I've decided to paint some of the "King of Battle" for my Napoleonic British Peninsular Army. I take a long term approach to building my armies due to budgets and painting time and get most of my miniatures from eBay (unless I'm struck by the "oh my gosh I have to get that shiny new toy now!' syndrome). A few years back I picked up 2 blisters of Wargames Foundry's British 9lb field guns and two blister packs of British Royal Artillery crew.

For the most part I like the quality of the Wargames Foundry ranges; the overwhelming majority of my Late Roman armies are Foundry.
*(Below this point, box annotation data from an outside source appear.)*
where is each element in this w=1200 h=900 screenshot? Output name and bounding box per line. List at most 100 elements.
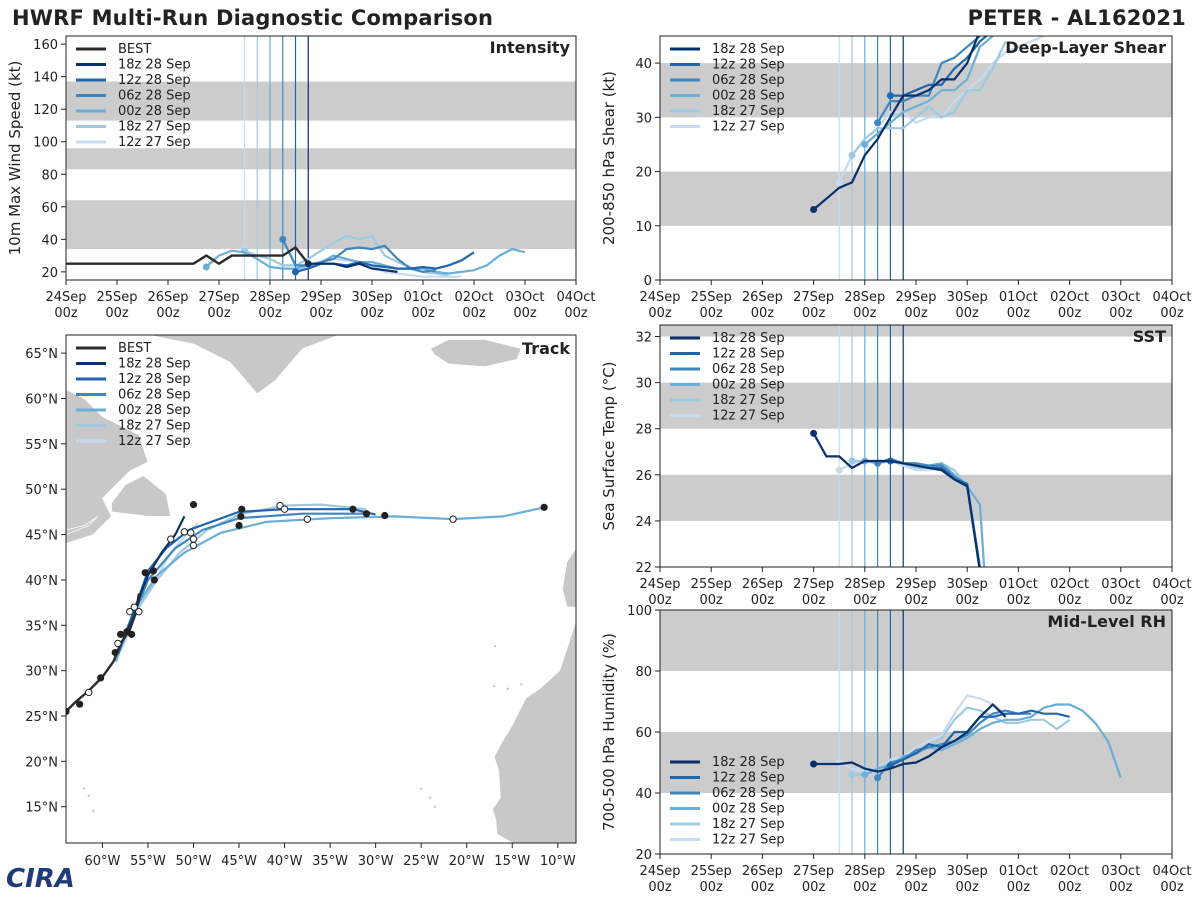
series-start-point-5: [835, 178, 843, 186]
legend-label-1: 18z 28 Sep: [118, 357, 191, 372]
track-marker-open-9: [189, 541, 198, 550]
x-tick-label-2: 26Sep: [147, 290, 188, 305]
track-line-5: [112, 522, 199, 663]
y-tick-label-3: 30: [635, 111, 652, 126]
island-8: [91, 809, 96, 814]
legend-label-1: 12z 28 Sep: [712, 347, 785, 362]
island-7: [57, 648, 60, 651]
track-marker-closed-3: [111, 648, 119, 657]
x-tick-label-3: 45°W: [221, 854, 257, 869]
y-tick-label-10: 65°N: [25, 347, 58, 362]
y-tick-label-9: 60°N: [25, 393, 58, 408]
x-tick-label-0: 24Sep: [639, 577, 680, 592]
x-tick-label-4: 28Sep: [844, 864, 885, 879]
panel-title: Deep-Layer Shear: [1005, 38, 1166, 57]
track-marker-open-6: [180, 528, 189, 536]
land-masses: [57, 335, 576, 843]
x-tick-label-hour-5: 00z: [309, 306, 333, 321]
x-tick-label-7: 01Oct: [999, 864, 1038, 879]
x-tick-label-0: 60°W: [84, 854, 120, 869]
legend-label-5: 12z 27 Sep: [712, 409, 785, 424]
x-tick-label-hour-10: 00z: [1160, 880, 1184, 895]
band-1: [660, 382, 1172, 429]
legend-label-0: BEST: [118, 341, 151, 356]
island-5: [419, 786, 424, 791]
series-start-point-2: [874, 119, 882, 127]
legend-label-2: 06z 28 Sep: [712, 362, 785, 377]
series-line-0: [813, 702, 1007, 773]
x-tick-label-1: 25Sep: [691, 290, 732, 305]
y-tick-label-4: 100: [627, 604, 652, 619]
x-tick-label-hour-0: 00z: [648, 593, 672, 608]
panel-rh: 2040608010024Sep00z25Sep00z26Sep00z27Sep…: [600, 604, 1192, 895]
iberia-land: [561, 547, 576, 608]
series-line-0: [812, 432, 981, 567]
x-tick-label-hour-1: 00z: [105, 306, 129, 321]
x-tick-label-hour-1: 00z: [700, 593, 724, 608]
x-tick-label-6: 30Sep: [351, 290, 392, 305]
x-tick-label-hour-4: 00z: [258, 306, 282, 321]
x-tick-label-hour-7: 00z: [1007, 306, 1031, 321]
y-tick-label-7: 160: [33, 38, 58, 53]
x-tick-label-hour-9: 00z: [513, 306, 537, 321]
x-tick-label-6: 30Sep: [947, 864, 988, 879]
y-tick-label-2: 25°N: [25, 710, 58, 725]
x-tick-label-8: 20°W: [449, 854, 485, 869]
track-marker-open-1: [114, 639, 122, 648]
band-0: [66, 200, 576, 250]
y-tick-label-3: 28: [635, 423, 652, 438]
legend-label-3: 00z 28 Sep: [712, 378, 785, 393]
x-tick-label-hour-6: 00z: [956, 306, 980, 321]
y-tick-label-4: 35°N: [25, 619, 58, 634]
best-track-line: [66, 593, 141, 713]
x-tick-label-hour-0: 00z: [648, 880, 672, 895]
x-tick-label-0: 24Sep: [639, 864, 680, 879]
track-marker-open-2: [126, 607, 134, 616]
band-0: [660, 474, 1172, 521]
x-tick-label-hour-0: 00z: [648, 306, 672, 321]
legend-label-6: 12z 27 Sep: [118, 434, 191, 449]
x-tick-label-7: 01Oct: [999, 577, 1038, 592]
x-tick-label-hour-5: 00z: [904, 306, 928, 321]
x-tick-label-5: 35°W: [312, 854, 348, 869]
track-marker-open-12: [303, 515, 312, 523]
y-tick-label-5: 120: [33, 103, 58, 118]
series-line-3: [205, 247, 526, 275]
y-axis-label: Sea Surface Temp (°C): [600, 361, 618, 530]
x-tick-label-4: 28Sep: [844, 290, 885, 305]
legend-label-4: 00z 28 Sep: [118, 403, 191, 418]
x-tick-label-8: 02Oct: [1050, 577, 1089, 592]
x-tick-label-10: 04Oct: [1152, 864, 1191, 879]
band-2: [660, 325, 1172, 337]
x-tick-label-6: 30°W: [358, 854, 394, 869]
legend-label-4: 18z 27 Sep: [712, 817, 785, 832]
track-marker-open-3: [130, 603, 139, 611]
y-tick-label-2: 60: [635, 726, 652, 741]
y-tick-label-2: 60: [41, 201, 58, 216]
x-tick-label-3: 27Sep: [198, 290, 239, 305]
legend-label-5: 12z 27 Sep: [712, 833, 785, 848]
legend-label-4: 18z 27 Sep: [712, 104, 785, 119]
series-start-point-3: [861, 771, 869, 779]
x-tick-label-9: 03Oct: [1101, 290, 1140, 305]
figure-title-right: PETER - AL162021: [967, 6, 1186, 30]
x-tick-label-hour-10: 00z: [564, 306, 588, 321]
x-tick-label-hour-2: 00z: [751, 306, 775, 321]
legend-label-0: 18z 28 Sep: [712, 331, 785, 346]
series-group: [810, 694, 1122, 782]
series-start-point-2: [874, 774, 882, 782]
x-tick-label-3: 27Sep: [793, 864, 834, 879]
track-marker-open-8: [189, 535, 198, 543]
best-track-line: [66, 245, 310, 266]
island-0: [492, 684, 497, 689]
y-tick-label-0: 22: [635, 561, 652, 576]
series-line-0: [308, 262, 398, 273]
x-tick-label-hour-6: 00z: [956, 880, 980, 895]
x-tick-label-hour-4: 00z: [853, 880, 877, 895]
band-1: [66, 148, 576, 170]
legend-label-6: 12z 27 Sep: [118, 135, 191, 150]
x-tick-label-4: 28Sep: [249, 290, 290, 305]
series-line-2: [876, 36, 981, 124]
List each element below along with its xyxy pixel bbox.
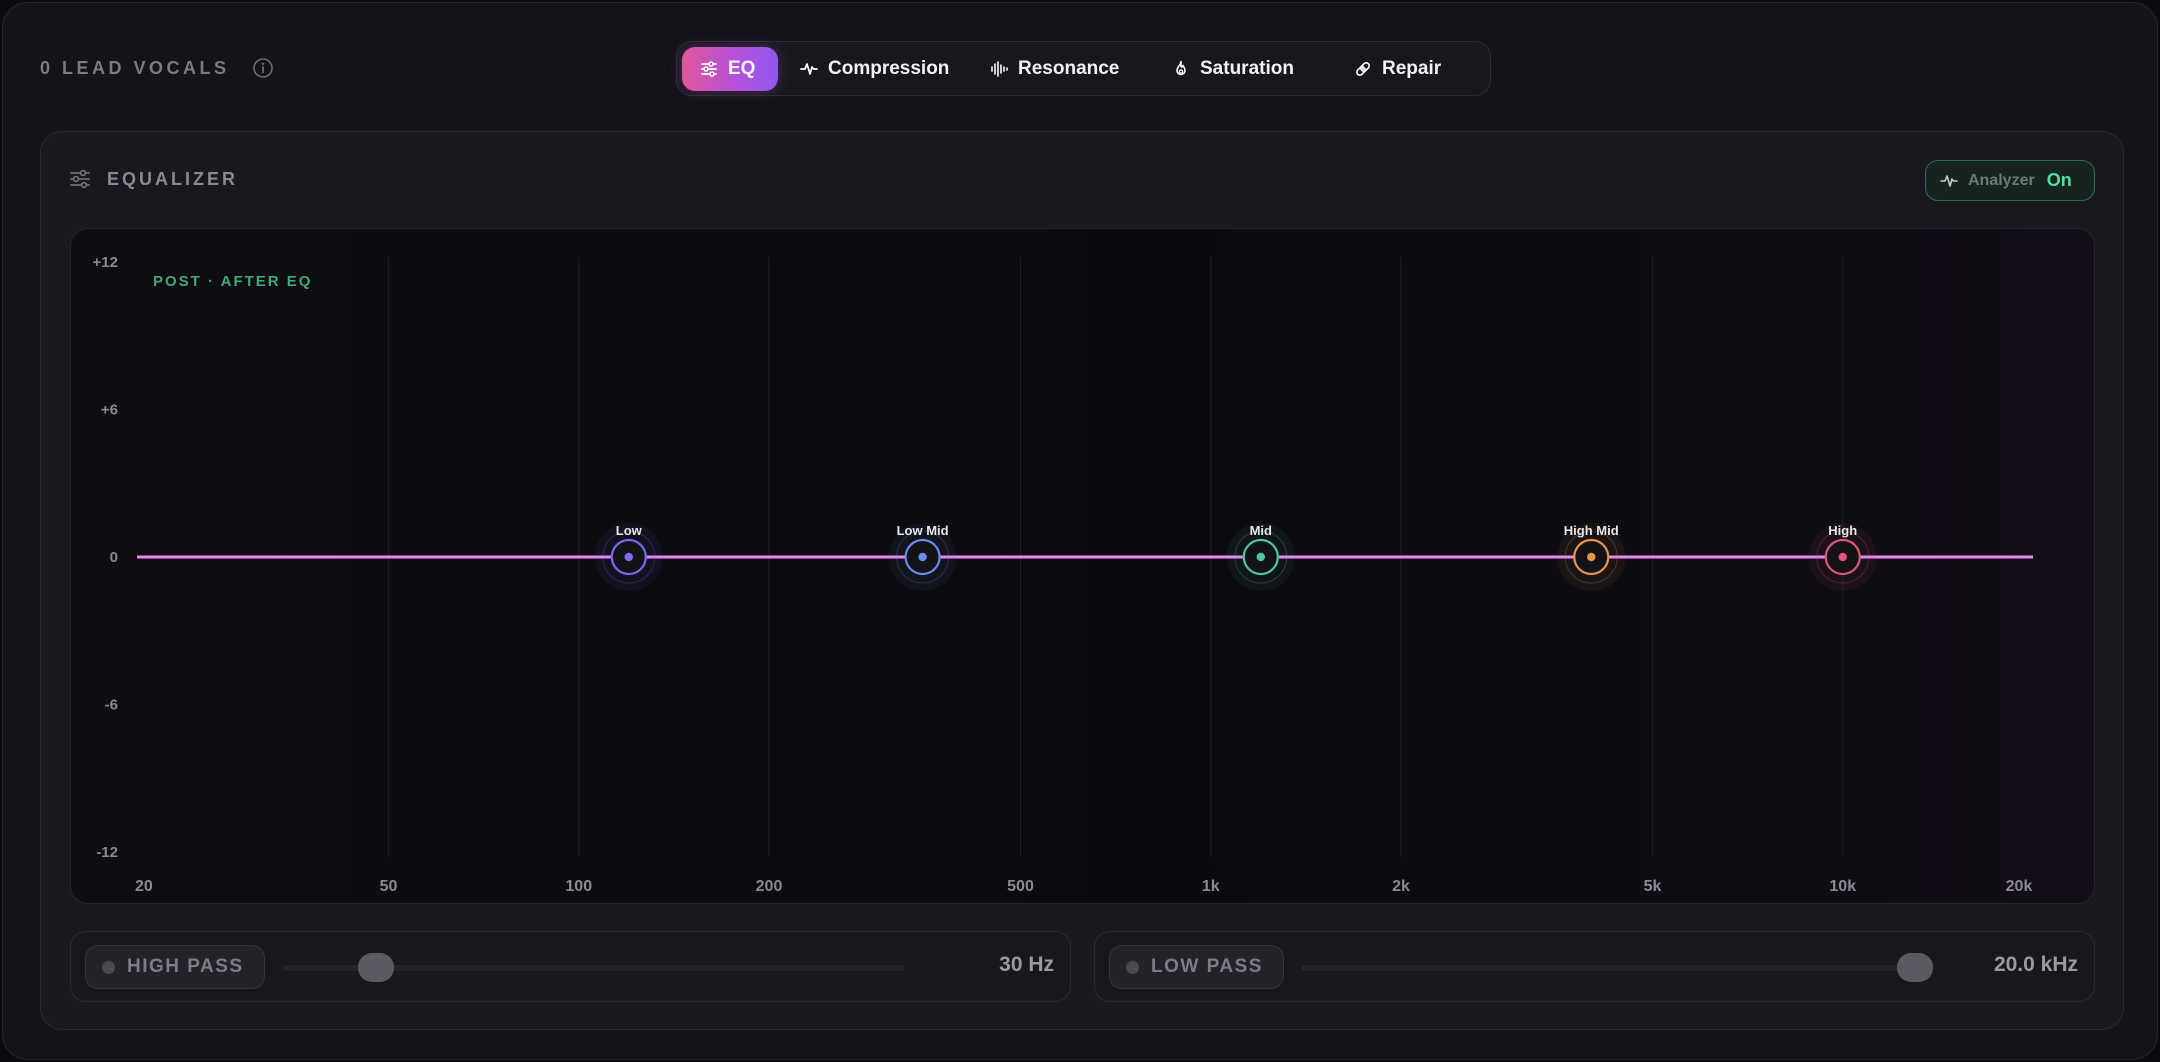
tab-eq[interactable]: EQ: [682, 46, 778, 91]
freq-tick-label: 20: [135, 878, 153, 895]
freq-tick-label: 10k: [1829, 878, 1856, 895]
eq-band-handle[interactable]: Mid: [1226, 523, 1295, 591]
eq-band-label: Low Mid: [897, 523, 949, 538]
track-name: 0 LEAD VOCALS: [40, 57, 230, 78]
eq-band-label: Mid: [1250, 523, 1272, 538]
tab-resonance-label: Resonance: [1018, 57, 1120, 79]
waveform-pulse-icon: [1940, 174, 1958, 187]
high-pass-slider-thumb[interactable]: [358, 953, 395, 982]
tab-compression[interactable]: Compression: [782, 47, 968, 91]
low-pass-toggle[interactable]: LOW PASS: [1109, 945, 1284, 989]
low-pass-value: 20.0 kHz: [1993, 953, 2078, 976]
tab-compression-label: Compression: [828, 57, 950, 79]
high-pass-label: HIGH PASS: [127, 956, 244, 977]
low-pass-slider-track[interactable]: [1301, 965, 1934, 971]
db-tick-label: +6: [101, 402, 118, 419]
low-pass-control: LOW PASS 20.0 kHz: [1094, 931, 2095, 1002]
info-icon[interactable]: [252, 57, 274, 79]
eq-band-handle[interactable]: Low: [594, 523, 663, 591]
freq-tick-label: 5k: [1644, 878, 1662, 895]
analyzer-toggle[interactable]: Analyzer On: [1925, 160, 2095, 201]
bandage-icon: [1356, 61, 1370, 76]
track-header: 0 LEAD VOCALS: [40, 55, 274, 81]
freq-tick-label: 100: [565, 878, 592, 895]
low-pass-status-dot: [1126, 960, 1139, 974]
eq-band-label: High: [1828, 523, 1857, 538]
tab-eq-label: EQ: [728, 57, 756, 79]
eq-graph[interactable]: 20 50 100 200 500 1k 2k 5k 10k 20k +12 +6 0 -6 -12 Low L…: [70, 228, 2095, 904]
module-tabs: EQ Compression Resonance Saturation: [676, 41, 1491, 96]
freq-tick-label: 1k: [1202, 878, 1220, 895]
equalizer-panel: EQUALIZER Analyzer On 20 50 100 200 500 1k 2k 5…: [40, 131, 2124, 1030]
tab-saturation[interactable]: Saturation: [1154, 47, 1332, 91]
db-tick-label: +12: [93, 254, 118, 271]
sliders-icon: [701, 60, 717, 77]
analyzer-label: Analyzer: [1968, 171, 2035, 189]
resonance-bars-icon: [991, 60, 1008, 77]
equalizer-header: EQUALIZER: [69, 168, 238, 190]
tab-repair-label: Repair: [1382, 57, 1442, 79]
db-tick-label: 0: [110, 549, 118, 566]
tab-resonance[interactable]: Resonance: [972, 47, 1150, 91]
low-pass-slider-thumb[interactable]: [1897, 953, 1933, 982]
equalizer-title: EQUALIZER: [107, 168, 239, 189]
freq-tick-label: 20k: [2006, 878, 2033, 895]
high-pass-slider-track[interactable]: [283, 965, 905, 971]
eq-band-handle[interactable]: High: [1808, 523, 1877, 591]
freq-tick-label: 50: [380, 878, 398, 895]
eq-graph-canvas: 20 50 100 200 500 1k 2k 5k 10k 20k +12 +6 0 -6 -12 Low L…: [93, 254, 2033, 895]
high-pass-value: 30 Hz: [999, 953, 1054, 976]
low-pass-label: LOW PASS: [1151, 956, 1263, 977]
db-tick-label: -12: [96, 844, 118, 861]
eq-band-label: High Mid: [1564, 523, 1619, 538]
eq-band-handle[interactable]: Low Mid: [888, 523, 957, 591]
eq-band-label: Low: [616, 523, 643, 538]
equalizer-sliders-icon: [70, 169, 90, 189]
db-tick-label: -6: [105, 697, 118, 714]
flame-icon: [1176, 60, 1186, 75]
post-after-eq-label: POST · AFTER EQ: [153, 273, 313, 290]
tab-saturation-label: Saturation: [1200, 57, 1294, 79]
high-pass-control: HIGH PASS 30 Hz: [70, 931, 1071, 1002]
freq-tick-label: 200: [756, 878, 783, 895]
high-pass-status-dot: [102, 960, 115, 974]
high-pass-toggle[interactable]: HIGH PASS: [85, 945, 265, 989]
freq-tick-label: 500: [1007, 878, 1034, 895]
freq-tick-label: 2k: [1392, 878, 1410, 895]
waveform-pulse-icon: [800, 62, 818, 75]
tab-repair[interactable]: Repair: [1336, 47, 1458, 91]
eq-band-handle[interactable]: High Mid: [1557, 523, 1626, 591]
analyzer-state: On: [2046, 170, 2072, 190]
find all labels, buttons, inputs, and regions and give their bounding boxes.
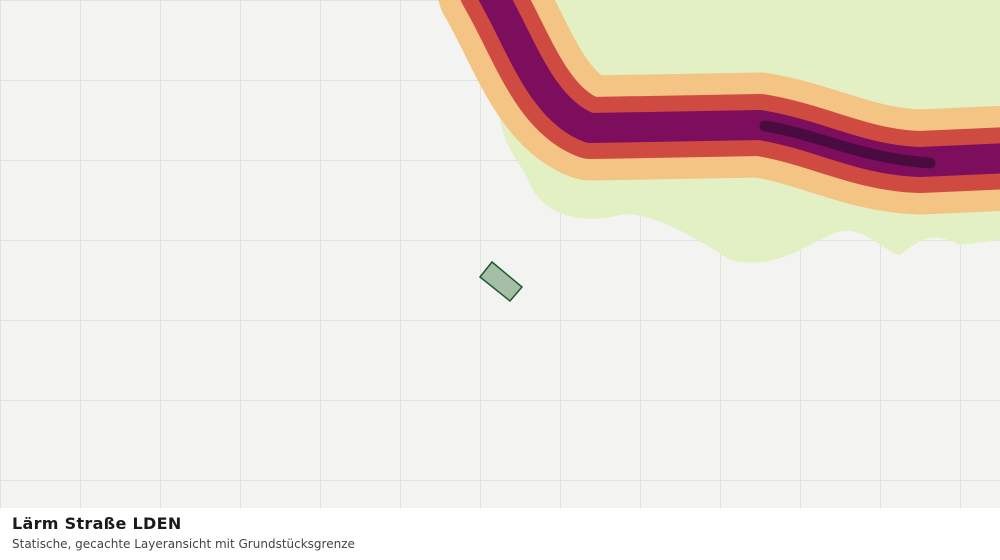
footer: Lärm Straße LDEN Statische, gecachte Lay… bbox=[0, 508, 1000, 560]
parcel-boundary bbox=[478, 260, 524, 303]
layer-title: Lärm Straße LDEN bbox=[12, 514, 182, 533]
map-view bbox=[0, 0, 1000, 508]
layer-subtitle: Statische, gecachte Layeransicht mit Gru… bbox=[12, 537, 355, 551]
noise-layer bbox=[370, 0, 1000, 263]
Personally, I feel now that they have priced themselves out of my market - but that's why there is eBay!

After opening the blisters, I really liked the model of the gun; minimum flash and all of the proportions looked correct. The front of the gun barrel had some flash and mold lines that would be hard to fix with a hobby knife - more on that later. The figures . . . well, they are not in my opinion the best modeled and animated figures. In fact, I'm not quite sure yet how I'm going to mount them on the stand; in fact, I'll probably paint a few extra. The officer in bicorne is excellent and I used one earlier for my Duke of Wellington command stand. That's him with the telescope.

As usual, I applied a flat black primer over the gun models. Through the years, I have found it easier to paint the separate parts and then put them together. And yes, I will put the labels on the stands before I mount gun and crew! I still can't believe that it took me about 7 years to figure that out.

As I mentioned earlier, there was flash and a mold line across the front of both barrels. One of the best investments I have ever made was purchasing from Games Workshop a hobby drill for I think about $15.00. Using the tool I was able to drill out the flash and mold lines and in the process make the barrel look more realistic.

Now that the guns have been "prepped", it's time to paint. I did some research yesterday on what the wooden carriages and metal parts would look like. Almost immediately, I found a great new blog to follow Miniature Wargames with a timely entry on the guns:


After more research and my own experience, I will be closely following the colors from Miniature Wargames.